Dr. Mitchell Drumm: The Research Institute for Children’s Health at Case Western Reserve University – Cleveland, OH

The Foundation is thrilled to announce its two-year award to fund a postdoctoral fellowship: Gene Therapy for Sanfilippo Syndrome at the Research Institute for Children’s Health at Case Western Reserve University in Cleveland, Ohio, under the leadership of Dr. Mitchell Drumm.  

Dr. Drumm earned his doctoral degree in the laboratory of Francis Collins, M.D., PhD, with whom he co-discovered the gene that causes cystic fibrosis (CF).  Dr. Drumm has been involved in the therapeutic development processes for cystic fibrosis ever since and in 2015 launched the Research Institute for Children’s Health with the philosophy that one take the successful strategies learned in CF and apply them to other genetic disorders, moving more quickly and efficiently by not reinventing the wheel.  Dr. Drumm is excited to engage in gene therapy for Sanfilippo because of the transformative changes in genetic therapy technology now available.  His lab and colleagues have developed a pipeline approach to move therapeutics to the clinic in other rare, genetic disorders using gene-based therapies.

Dr. Drumm’s implementation of laboratory-to-clinic research programs for rare, genetic disorders patterned after the CF approach is exciting and now provides a fresh look at gene therapy for Sanfilippo, revitalizing hope for families and children afflicted.

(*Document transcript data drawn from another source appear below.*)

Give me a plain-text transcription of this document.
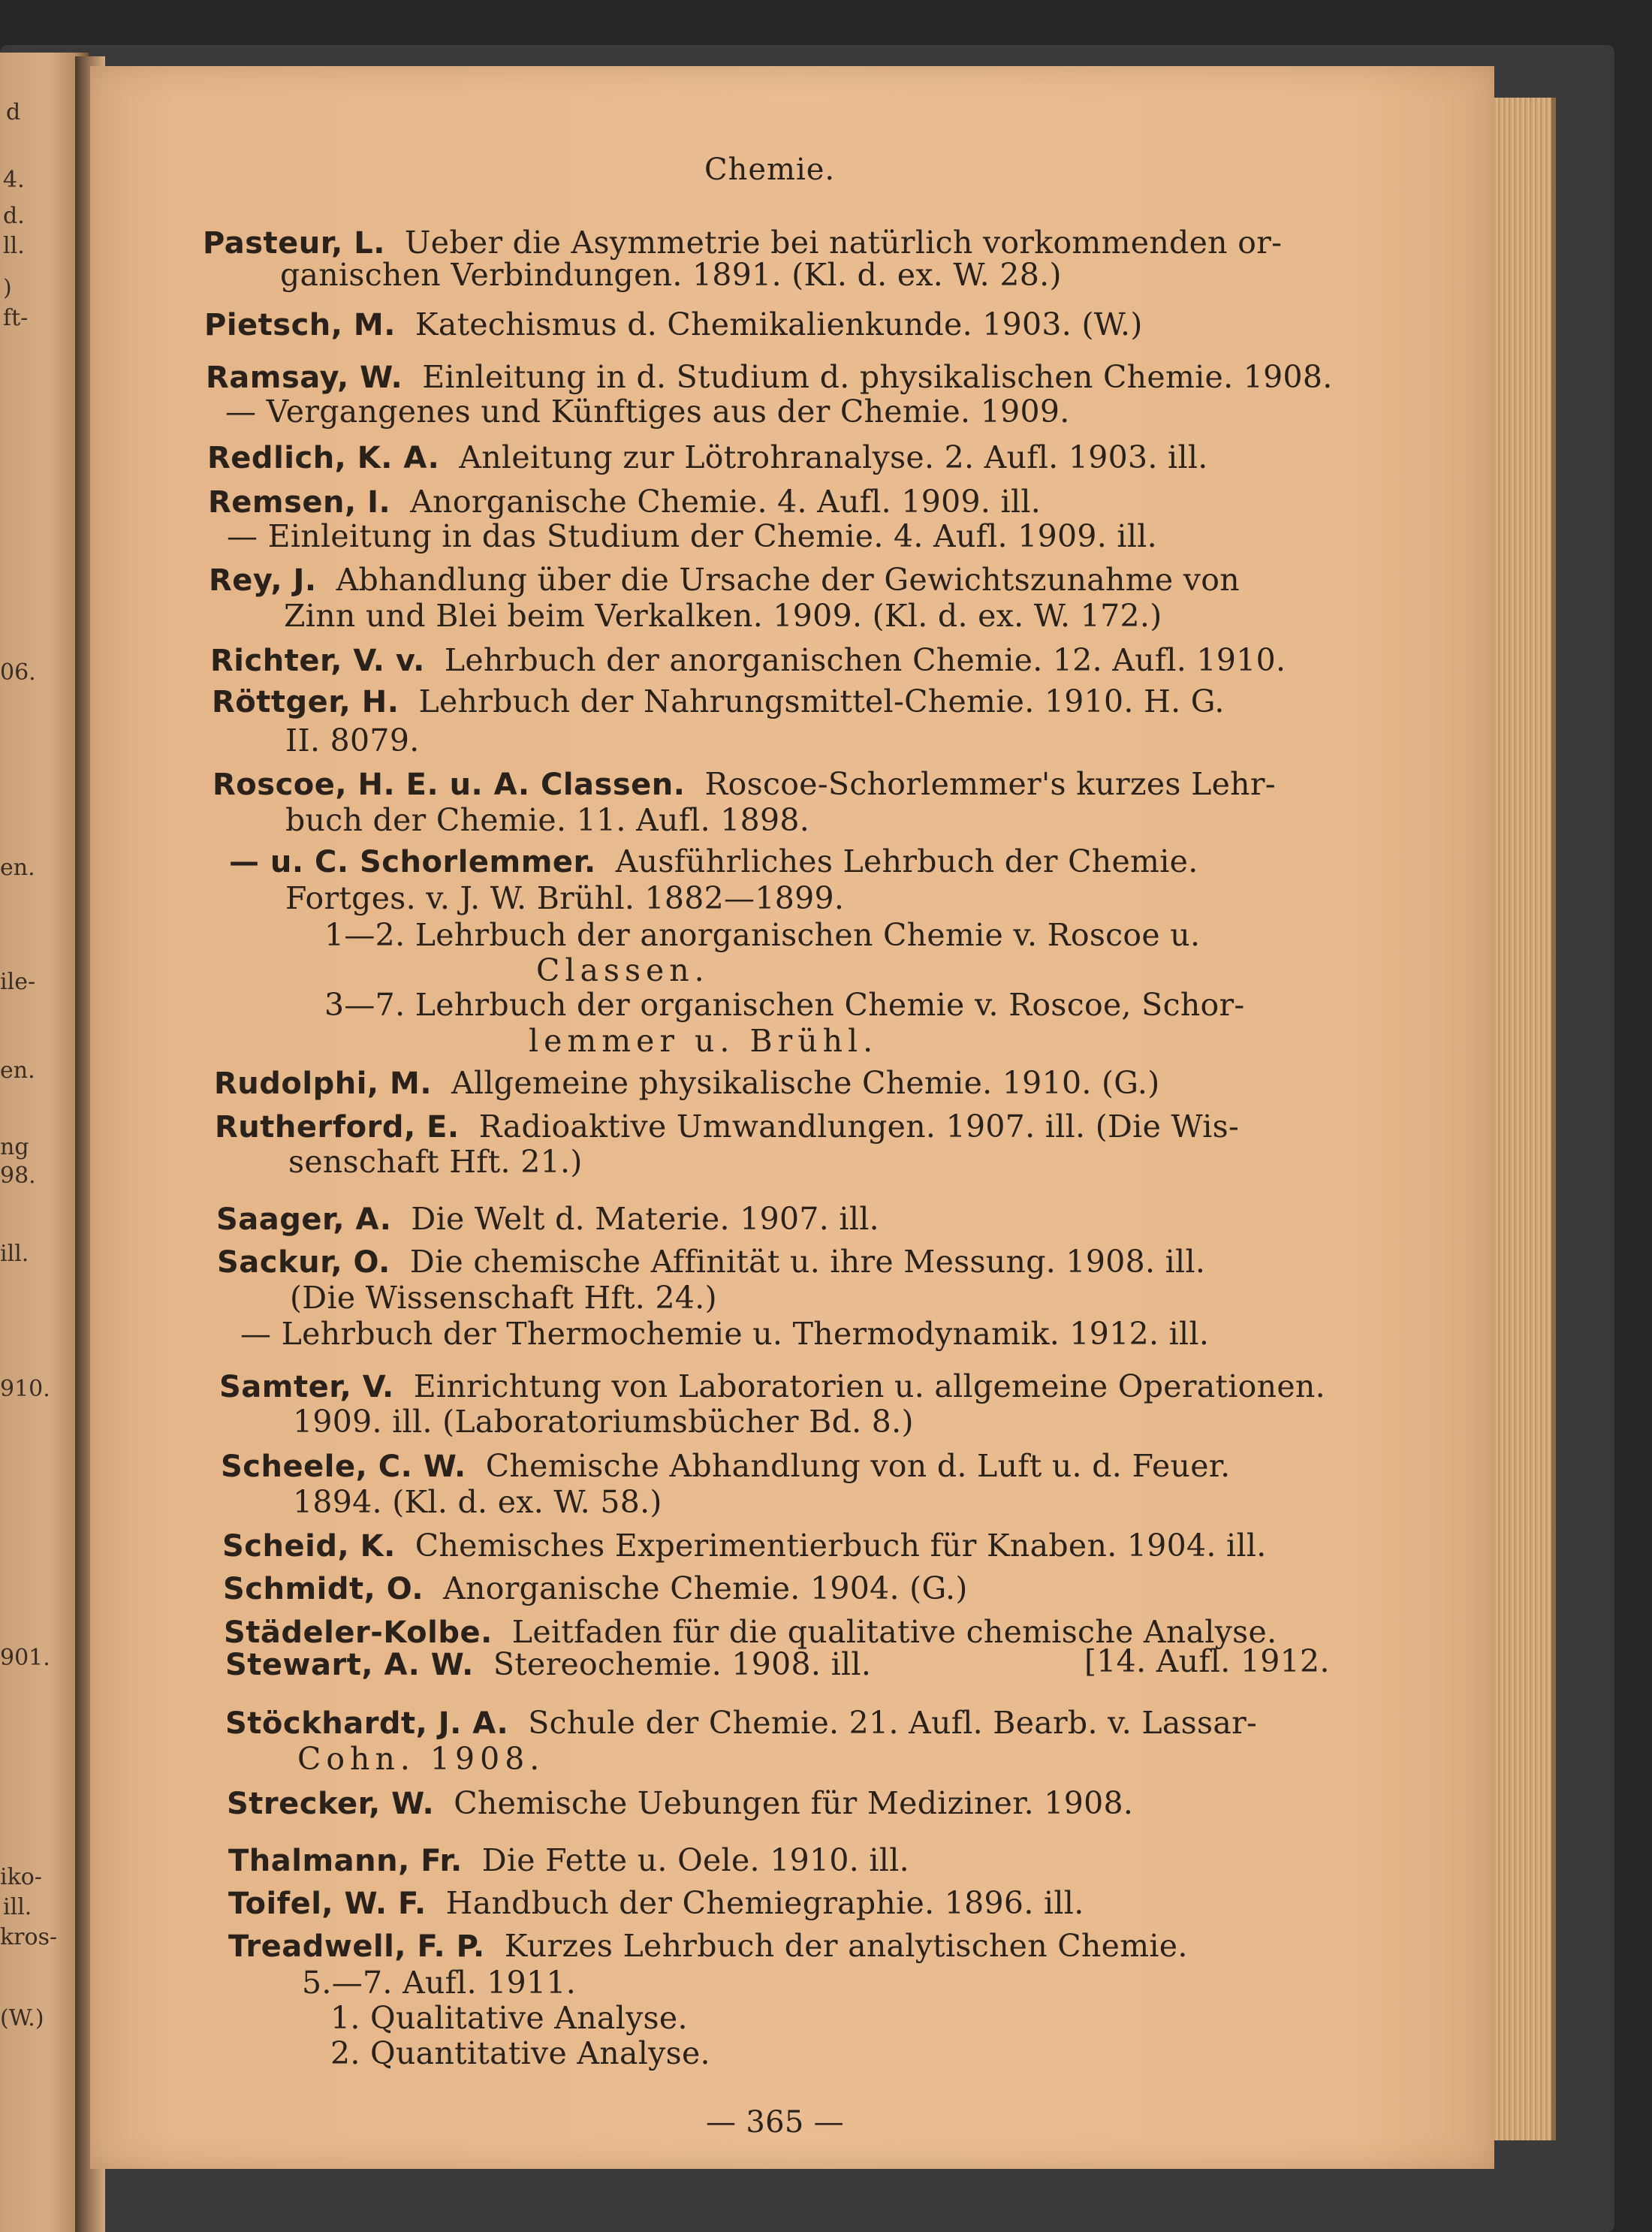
d
4.
d.
ll.
)
ft-
06.
en.
ile-
en.
ng
98.
ill.
910.
901.
iko-
ill.
kros-
(W.)
Chemie.
Pasteur, L. Ueber die Asymmetrie bei natürlich vorkommenden or-
ganischen Verbindungen. 1891. (Kl. d. ex. W. 28.)
Pietsch, M. Katechismus d. Chemikalienkunde. 1903. (W.)
Ramsay, W. Einleitung in d. Studium d. physikalischen Chemie. 1908.
— Vergangenes und Künftiges aus der Chemie. 1909.
Redlich, K. A. Anleitung zur Lötrohranalyse. 2. Aufl. 1903. ill.
Remsen, I. Anorganische Chemie. 4. Aufl. 1909. ill.
— Einleitung in das Studium der Chemie. 4. Aufl. 1909. ill.
Rey, J. Abhandlung über die Ursache der Gewichtszunahme von
Zinn und Blei beim Verkalken. 1909. (Kl. d. ex. W. 172.)
Richter, V. v. Lehrbuch der anorganischen Chemie. 12. Aufl. 1910.
Röttger, H. Lehrbuch der Nahrungsmittel-Chemie. 1910. H. G.
II. 8079.
Roscoe, H. E. u. A. Classen. Roscoe-Schorlemmer's kurzes Lehr-
buch der Chemie. 11. Aufl. 1898.
— u. C. Schorlemmer. Ausführliches Lehrbuch der Chemie.
Fortges. v. J. W. Brühl. 1882—1899.
1—2. Lehrbuch der anorganischen Chemie v. Roscoe u.
Classen.
3—7. Lehrbuch der organischen Chemie v. Roscoe, Schor-
lemmer u. Brühl.
Rudolphi, M. Allgemeine physikalische Chemie. 1910. (G.)
Rutherford, E. Radioaktive Umwandlungen. 1907. ill. (Die Wis-
senschaft Hft. 21.)
Saager, A. Die Welt d. Materie. 1907. ill.
Sackur, O. Die chemische Affinität u. ihre Messung. 1908. ill.
(Die Wissenschaft Hft. 24.)
— Lehrbuch der Thermochemie u. Thermodynamik. 1912. ill.
Samter, V. Einrichtung von Laboratorien u. allgemeine Operationen.
1909. ill. (Laboratoriumsbücher Bd. 8.)
Scheele, C. W. Chemische Abhandlung von d. Luft u. d. Feuer.
1894. (Kl. d. ex. W. 58.)
Scheid, K. Chemisches Experimentierbuch für Knaben. 1904. ill.
Schmidt, O. Anorganische Chemie. 1904. (G.)
Städeler-Kolbe. Leitfaden für die qualitative chemische Analyse.
Stewart, A. W. Stereochemie. 1908. ill.	[14. Aufl. 1912.
Stöckhardt, J. A. Schule der Chemie. 21. Aufl. Bearb. v. Lassar-
Cohn. 1908.
Strecker, W. Chemische Uebungen für Mediziner. 1908.
Thalmann, Fr. Die Fette u. Oele. 1910. ill.
Toifel, W. F. Handbuch der Chemiegraphie. 1896. ill.
Treadwell, F. P. Kurzes Lehrbuch der analytischen Chemie.
5.—7. Aufl. 1911.
1. Qualitative Analyse.
2. Quantitative Analyse.
— 365 —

Dr. Drumm has described for us that his laboratory has created mouse models that allow easier and stronger detection of successful steps in the gene therapy process.  He says that current technologies don’t allow us to look for the enzyme in individual cells of the body, or how long it lasts.  The cells of the mice they’ve developed actually light up if the gene therapy approach reaches them, making them straightforward to find.  Dr. Drumm explains “Our mice, that let us see where the gene therapy particles go, how many cells they enter, and how long they last, will provide a guide when we compare different gene therapy approaches in the Sanfilippo mouse that the Foundation had the foresight to fund.  We have teamed up with AAV gene therapy experts as the first approach we will try, but are set up to evaluate any system one wishes to try, or even combinations of systems.  The support from the Foundation will allow a talented postdoctoral fellow in my lab, Karen Schelde, PhD, who has extensive experience with mice in this regard, to test the gene therapy strategies.”  Dr. Drumm is very excited for his lab to work on Sanfilippo.  “Quite simply, this is why the Research Institute for Children’s Health exists,” he says.  “Our researchers may be scientists, but they are also parents.”